The issue is, while it may seem obvious to you that the domain is too specialized, when you yourself spend to much time in a specific domain you become biased and you start to think such knowledge is basic because you get too good at it. It's invisible to you.
Time shouldn't be the factor measured here because people have such varied backgrounds.
The point of the assignment isn't to make it "fair" (in some loose sense), but to filter out candidates.
Let's say I come up with an assignment and I pass it to a junior to see how long it takes. The junior does the work, likely reports the time rounded down, but also with no stakes. Jim job is secure.
As an interviewee you're gonna spend time polishing the code. Every variable well named, lots of comments, good functions, well considered parameter order etc. It's gonna take longer because , for you, the stakes are higher. You'll likely build some code to test it, and so on.

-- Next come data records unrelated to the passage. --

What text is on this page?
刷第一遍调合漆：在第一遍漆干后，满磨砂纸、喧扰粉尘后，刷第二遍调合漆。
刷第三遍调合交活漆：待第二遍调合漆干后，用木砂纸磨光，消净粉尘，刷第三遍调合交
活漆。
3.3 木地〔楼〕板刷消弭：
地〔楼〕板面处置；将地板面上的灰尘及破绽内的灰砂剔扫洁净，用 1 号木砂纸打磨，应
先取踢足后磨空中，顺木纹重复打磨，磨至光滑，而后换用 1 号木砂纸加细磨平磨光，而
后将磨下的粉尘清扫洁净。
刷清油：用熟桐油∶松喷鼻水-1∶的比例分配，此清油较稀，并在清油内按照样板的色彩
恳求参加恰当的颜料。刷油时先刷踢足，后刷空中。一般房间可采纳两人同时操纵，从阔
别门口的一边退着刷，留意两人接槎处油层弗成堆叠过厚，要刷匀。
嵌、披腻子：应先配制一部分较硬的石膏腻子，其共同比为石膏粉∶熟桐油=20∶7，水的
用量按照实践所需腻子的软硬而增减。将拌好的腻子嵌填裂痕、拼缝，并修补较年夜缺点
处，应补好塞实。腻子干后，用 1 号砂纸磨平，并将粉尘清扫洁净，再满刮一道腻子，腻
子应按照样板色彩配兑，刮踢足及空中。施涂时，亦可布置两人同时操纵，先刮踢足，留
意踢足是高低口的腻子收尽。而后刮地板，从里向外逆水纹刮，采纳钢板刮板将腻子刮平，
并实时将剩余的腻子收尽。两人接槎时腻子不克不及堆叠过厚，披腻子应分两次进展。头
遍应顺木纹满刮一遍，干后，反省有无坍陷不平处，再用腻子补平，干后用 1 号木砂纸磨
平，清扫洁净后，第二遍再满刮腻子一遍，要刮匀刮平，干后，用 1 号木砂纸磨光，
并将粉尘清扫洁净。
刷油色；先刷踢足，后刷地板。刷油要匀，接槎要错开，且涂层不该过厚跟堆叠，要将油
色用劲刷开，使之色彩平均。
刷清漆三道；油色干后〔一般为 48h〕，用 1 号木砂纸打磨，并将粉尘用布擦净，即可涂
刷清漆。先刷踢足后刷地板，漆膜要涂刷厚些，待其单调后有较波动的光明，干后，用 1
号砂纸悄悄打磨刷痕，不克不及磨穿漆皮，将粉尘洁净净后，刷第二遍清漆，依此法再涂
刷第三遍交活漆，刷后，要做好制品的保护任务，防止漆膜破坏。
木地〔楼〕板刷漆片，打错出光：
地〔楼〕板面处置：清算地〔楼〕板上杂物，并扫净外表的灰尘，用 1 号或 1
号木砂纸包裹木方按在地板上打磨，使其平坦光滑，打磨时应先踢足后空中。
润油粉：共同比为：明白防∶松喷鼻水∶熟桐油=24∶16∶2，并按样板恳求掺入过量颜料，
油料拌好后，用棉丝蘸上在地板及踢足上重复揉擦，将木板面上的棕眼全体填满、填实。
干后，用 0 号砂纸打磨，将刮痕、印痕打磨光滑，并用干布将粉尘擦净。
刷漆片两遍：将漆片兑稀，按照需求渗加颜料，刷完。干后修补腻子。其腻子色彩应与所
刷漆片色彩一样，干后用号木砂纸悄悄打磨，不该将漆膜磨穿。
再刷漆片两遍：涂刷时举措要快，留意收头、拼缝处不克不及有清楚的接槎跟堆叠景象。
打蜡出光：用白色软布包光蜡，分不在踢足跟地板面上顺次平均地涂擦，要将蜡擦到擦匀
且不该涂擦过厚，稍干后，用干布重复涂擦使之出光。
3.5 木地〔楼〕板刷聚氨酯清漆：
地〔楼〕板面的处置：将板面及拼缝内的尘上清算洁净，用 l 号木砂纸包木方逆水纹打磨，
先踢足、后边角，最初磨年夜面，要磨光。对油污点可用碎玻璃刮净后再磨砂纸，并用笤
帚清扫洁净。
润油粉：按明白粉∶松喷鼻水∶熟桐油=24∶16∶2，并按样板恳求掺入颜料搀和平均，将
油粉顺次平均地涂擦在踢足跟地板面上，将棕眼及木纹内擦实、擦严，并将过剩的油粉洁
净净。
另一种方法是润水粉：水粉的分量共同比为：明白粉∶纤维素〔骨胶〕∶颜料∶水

This is before we discuss domain knowledge that the junior had, and also that the company implemented the task in the first place and didn't just spitball the time expected.
The reason they end up getting it wrong is usually because they pick something domain related to what the company does. So these guys literally work in that domain every single day of course they know it in and out.
When they throw it at someone completely foreign to the domain it's going to take a longer time to figure it out. Most interviewers just lack the ability to see this.